Pemprov DKI Siapkan Jalur Pendidikan Alternatif Bagi Anak Putus Sekolah di Jakbar
SinPo.id - Pemerintah Provinsi DKI Jakarta menanggapi cepat laporan adanya 48 anak yang mengalami putus sekolah di Jakarta Barat (Jakbar). Upaya lintas sektor segera dilakukan, mulai dari pelacakan data, pencarian sekolah, hingga pemberian pelatihan vokasional bagi mereka yang enggan kembali ke bangku sekolah.
“Kami tidak ingin ada satu pun anak Jakarta yang kehilangan hak atas pendidikan. Situasinya beragam, dan pendekatannya harus manusiawi,” ujar Staf Khusus Gubernur dan Wakil Gubernur DKI Jakarta Bidang Komunikasi Publik, Chico Hakim, Rabu, 20 Agustus 2025.
Chico menjelaskan, dari jumlah tersebut, 17 anak sudah kembali mengenyam pendidikan, sementara 18 lainnya dalam proses pencarian sekolah. Sisanya tengah ditangani secara individual, termasuk anak-anak yang menyatakan keinginan bekerja untuk membantu ekonomi keluarga.
“Kami tidak menutup mata terhadap kondisi sosial mereka. Bagi anak-anak yang sudah tidak ingin bersekolah, kami fasilitasi pelatihan kerja agar mereka tetap punya masa depan,” ungkapnya.

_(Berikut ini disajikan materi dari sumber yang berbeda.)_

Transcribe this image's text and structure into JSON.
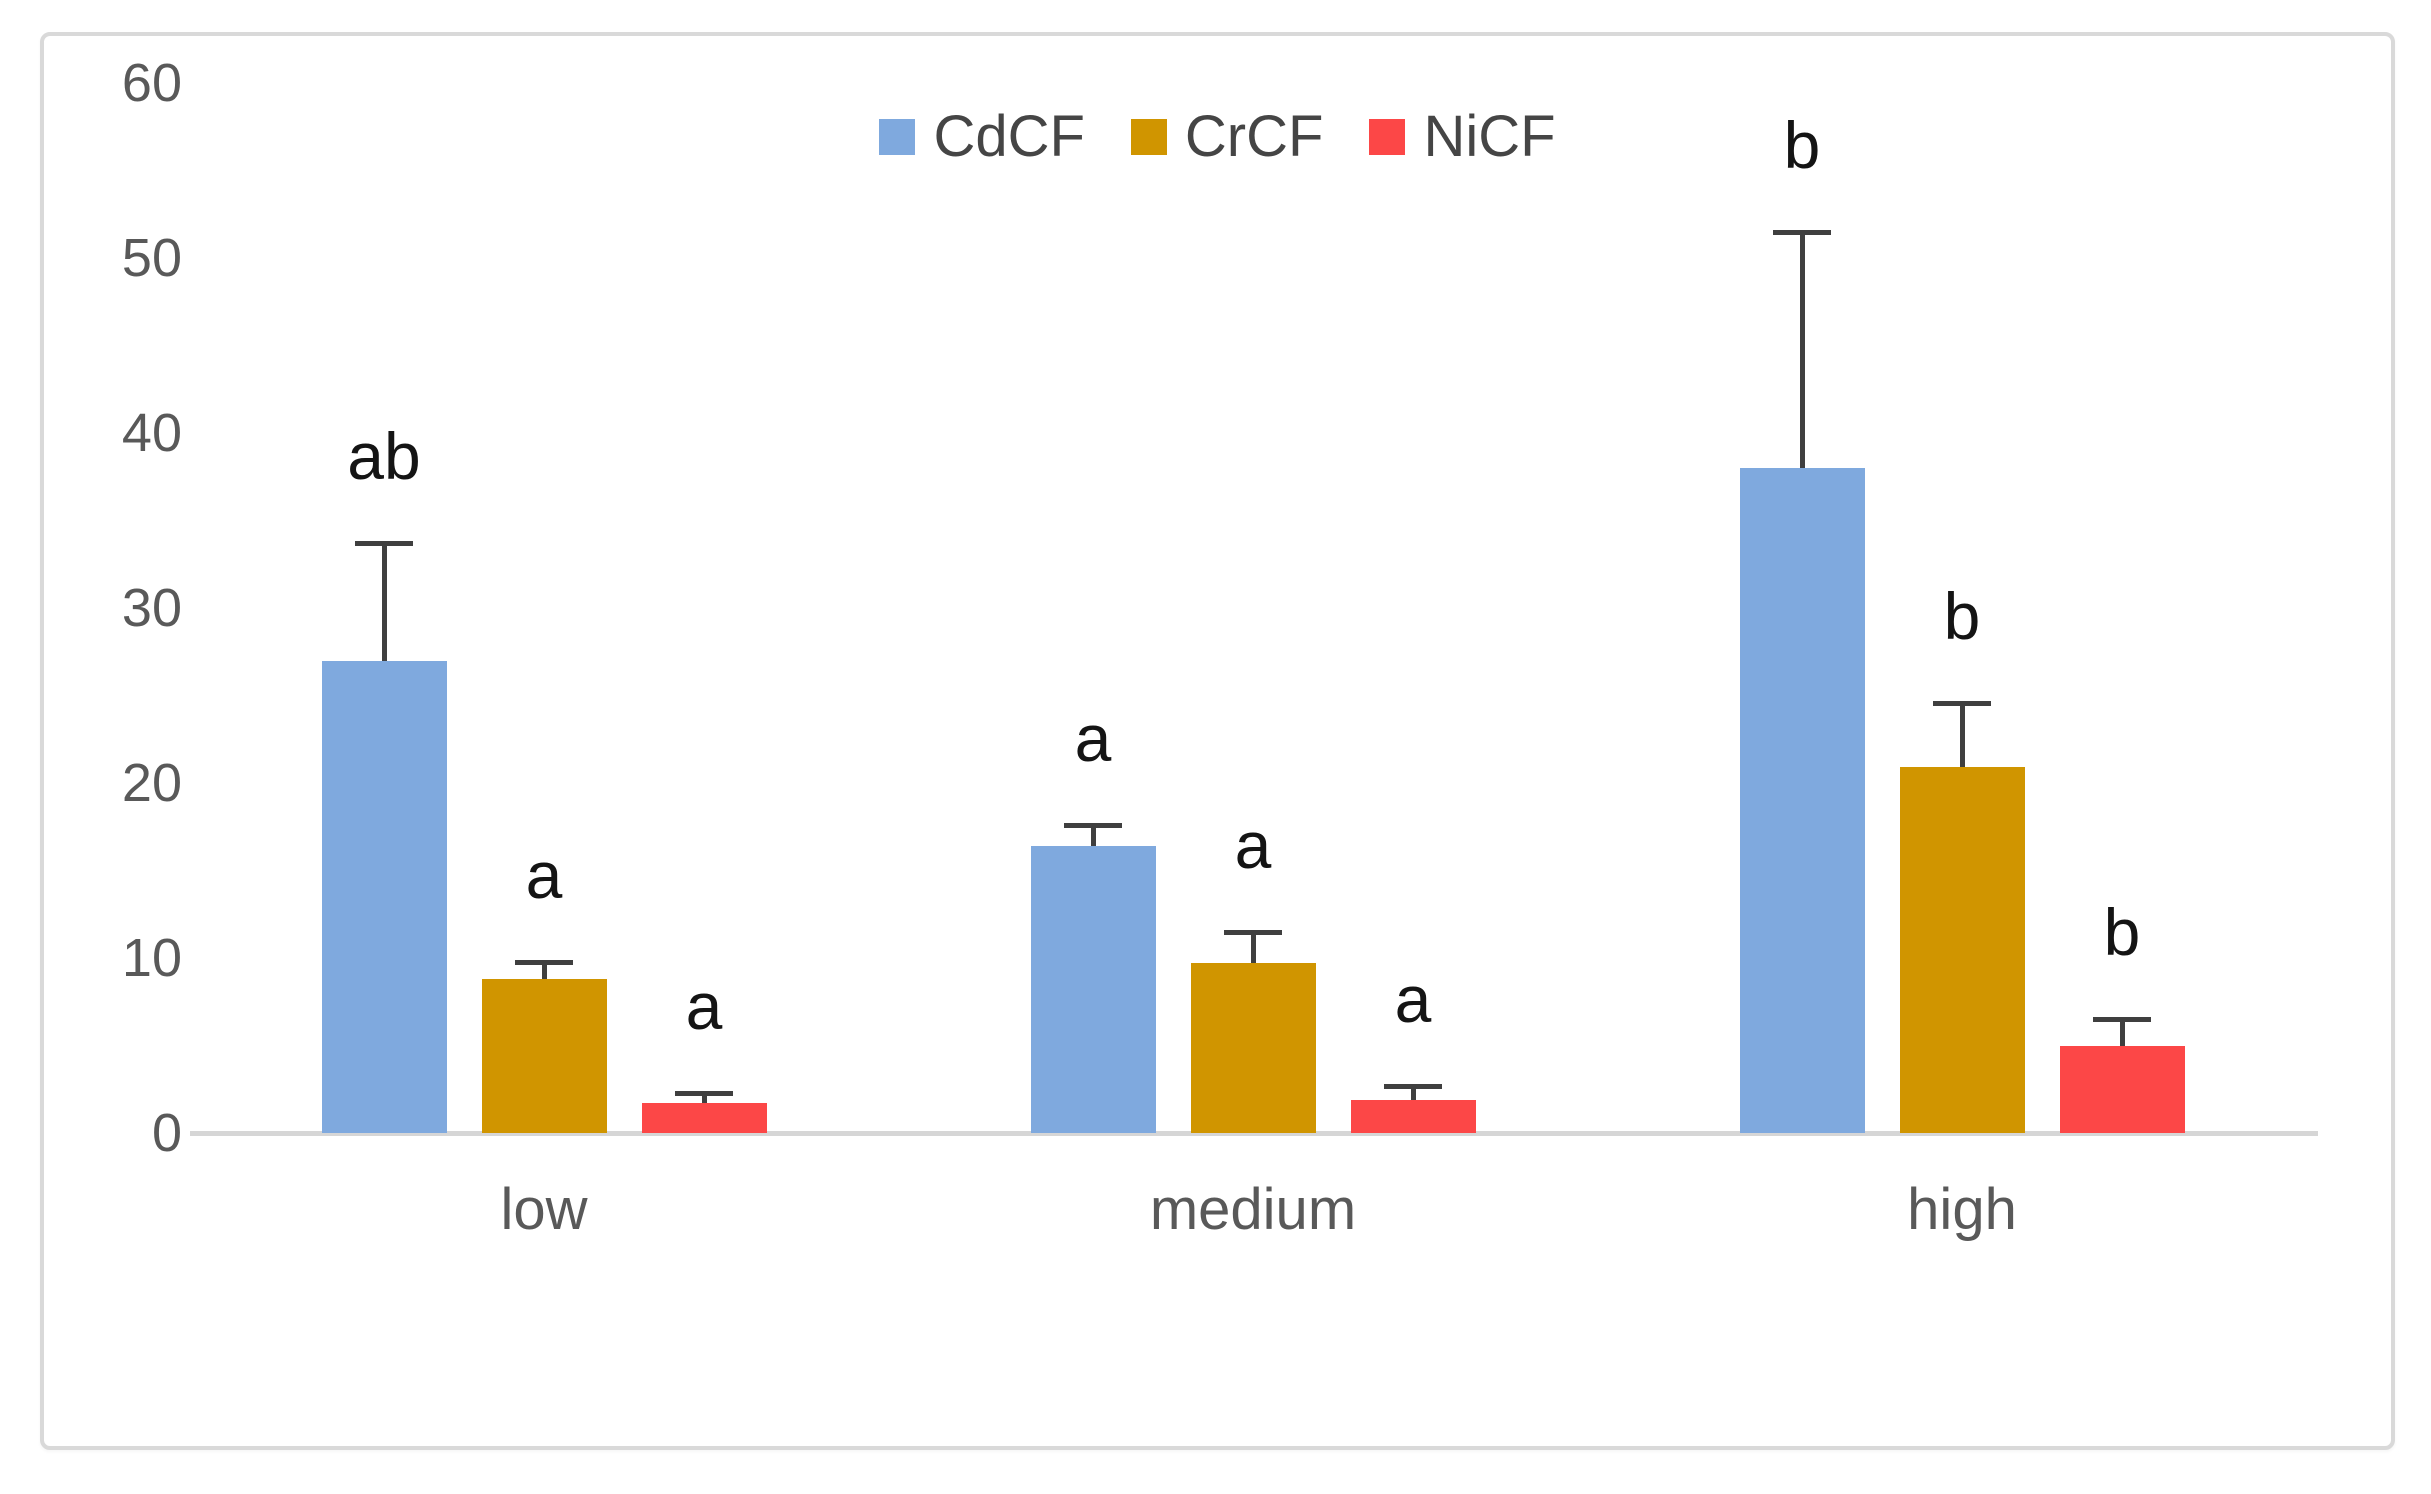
{
  "figure": {
    "background": "#ffffff",
    "border_color": "#d9d9d9"
  },
  "chart_data": {
    "type": "bar",
    "title": "",
    "xlabel": "",
    "ylabel": "",
    "categories": [
      "low",
      "medium",
      "high"
    ],
    "series": [
      {
        "name": "CdCF",
        "color": "#7FA9DE",
        "values": [
          27.0,
          16.4,
          38.0
        ],
        "errors_plus": [
          6.7,
          1.2,
          13.5
        ],
        "sig_letters": [
          "ab",
          "a",
          "b"
        ]
      },
      {
        "name": "CrCF",
        "color": "#D09500",
        "values": [
          8.8,
          9.7,
          20.9
        ],
        "errors_plus": [
          1.0,
          1.8,
          3.7
        ],
        "sig_letters": [
          "a",
          "a",
          "b"
        ]
      },
      {
        "name": "NiCF",
        "color": "#FC4747",
        "values": [
          1.7,
          1.9,
          5.0
        ],
        "errors_plus": [
          0.6,
          0.8,
          1.5
        ],
        "sig_letters": [
          "a",
          "a",
          "b"
        ]
      }
    ],
    "ylim": [
      0,
      60
    ],
    "yticks": [
      0,
      10,
      20,
      30,
      40,
      50,
      60
    ],
    "grid": false,
    "legend_position": "top-center",
    "error_bar_color": "#3f3f3f",
    "annotation_color": "#141414",
    "axis_line_color": "#d6d6d6",
    "tick_label_color": "#595959"
  }
}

Langkah itu, kata Chico, melibatkan kolaborasi antara dinas pendidikan, dinas tenaga kerja, dan berbagai organisasi perangkat daerah (OPD) terkait. Dia juga menyebut, pemerintah juga menggandeng pengurus wilayah setempat untuk memastikan data yang diterima akurat dan intervensi yang dilakukan tepat sasaran.

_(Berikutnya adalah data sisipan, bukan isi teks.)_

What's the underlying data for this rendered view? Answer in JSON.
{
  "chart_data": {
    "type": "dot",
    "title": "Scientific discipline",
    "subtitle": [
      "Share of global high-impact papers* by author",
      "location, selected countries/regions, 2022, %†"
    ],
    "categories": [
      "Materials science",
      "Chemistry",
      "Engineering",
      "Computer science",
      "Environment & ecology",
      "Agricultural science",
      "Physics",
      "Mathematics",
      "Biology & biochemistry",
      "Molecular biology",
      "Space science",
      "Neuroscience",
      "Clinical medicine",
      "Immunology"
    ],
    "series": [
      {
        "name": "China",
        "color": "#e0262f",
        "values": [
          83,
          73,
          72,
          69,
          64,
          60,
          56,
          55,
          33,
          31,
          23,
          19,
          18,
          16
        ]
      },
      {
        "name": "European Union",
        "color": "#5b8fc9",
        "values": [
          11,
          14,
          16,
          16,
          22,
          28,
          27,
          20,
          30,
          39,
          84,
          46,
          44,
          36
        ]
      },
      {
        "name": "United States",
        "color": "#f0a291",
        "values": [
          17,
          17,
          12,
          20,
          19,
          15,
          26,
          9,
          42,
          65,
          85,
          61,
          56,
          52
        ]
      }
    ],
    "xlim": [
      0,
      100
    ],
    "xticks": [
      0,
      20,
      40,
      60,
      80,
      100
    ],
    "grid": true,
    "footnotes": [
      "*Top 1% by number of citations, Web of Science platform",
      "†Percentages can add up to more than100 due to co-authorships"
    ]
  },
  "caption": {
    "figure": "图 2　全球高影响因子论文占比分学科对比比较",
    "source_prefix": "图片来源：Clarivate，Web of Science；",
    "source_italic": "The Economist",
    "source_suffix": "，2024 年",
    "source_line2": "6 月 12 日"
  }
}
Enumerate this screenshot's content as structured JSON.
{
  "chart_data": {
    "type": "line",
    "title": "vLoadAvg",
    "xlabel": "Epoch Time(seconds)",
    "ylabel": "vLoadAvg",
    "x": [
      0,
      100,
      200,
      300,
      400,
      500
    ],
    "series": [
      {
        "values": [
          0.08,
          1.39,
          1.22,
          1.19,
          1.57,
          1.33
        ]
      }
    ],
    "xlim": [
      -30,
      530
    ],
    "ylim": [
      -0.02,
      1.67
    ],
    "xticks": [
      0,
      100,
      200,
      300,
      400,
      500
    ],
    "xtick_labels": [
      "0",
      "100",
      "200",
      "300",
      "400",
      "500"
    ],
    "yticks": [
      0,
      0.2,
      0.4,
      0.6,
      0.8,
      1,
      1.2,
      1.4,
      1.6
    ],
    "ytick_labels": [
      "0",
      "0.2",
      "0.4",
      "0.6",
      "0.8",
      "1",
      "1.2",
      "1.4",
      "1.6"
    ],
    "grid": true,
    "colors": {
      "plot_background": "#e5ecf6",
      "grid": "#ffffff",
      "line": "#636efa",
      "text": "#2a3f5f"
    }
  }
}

“Penanganan ini bersifat holistik. Kami bekerja sama dengan camat, lurah, dasawisma, dan juga Kanwil Kementerian Agama, karena beberapa anak tercatat keluar dari madrasah,” kata Chico.

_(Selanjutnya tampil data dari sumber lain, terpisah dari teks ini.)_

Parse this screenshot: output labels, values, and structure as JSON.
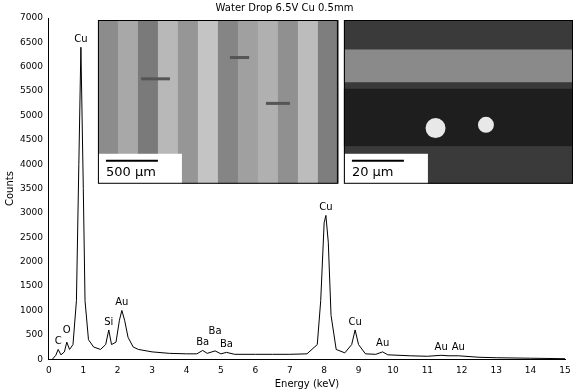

Chico menuturkan, dari 48 data awal, enam anak ternyata berasal dari luar Jakarta, satu nama merupakan orang tua, dan empat lainnya masih aktif sekolah namun tercatat ganda.
“Data ini terus kami verifikasi, dan yang terpenting adalah memastikan bahwa tiap anak mendapat solusi sesuai kondisinya,” tuturnya.
Dia pun menekankan pentingnya pendekatan berbasis empati dalam menyikapi persoalan pendidikan, terutama bagi keluarga dengan tekanan ekonomi.
“Memberi kesempatan tidak selalu berarti memaksa anak kembali ke sekolah formal. Terkadang bentuknya bisa berupa kursus, pelatihan, atau pendampingan agar mereka tetap punya pilihan masa depan,” tandasnya.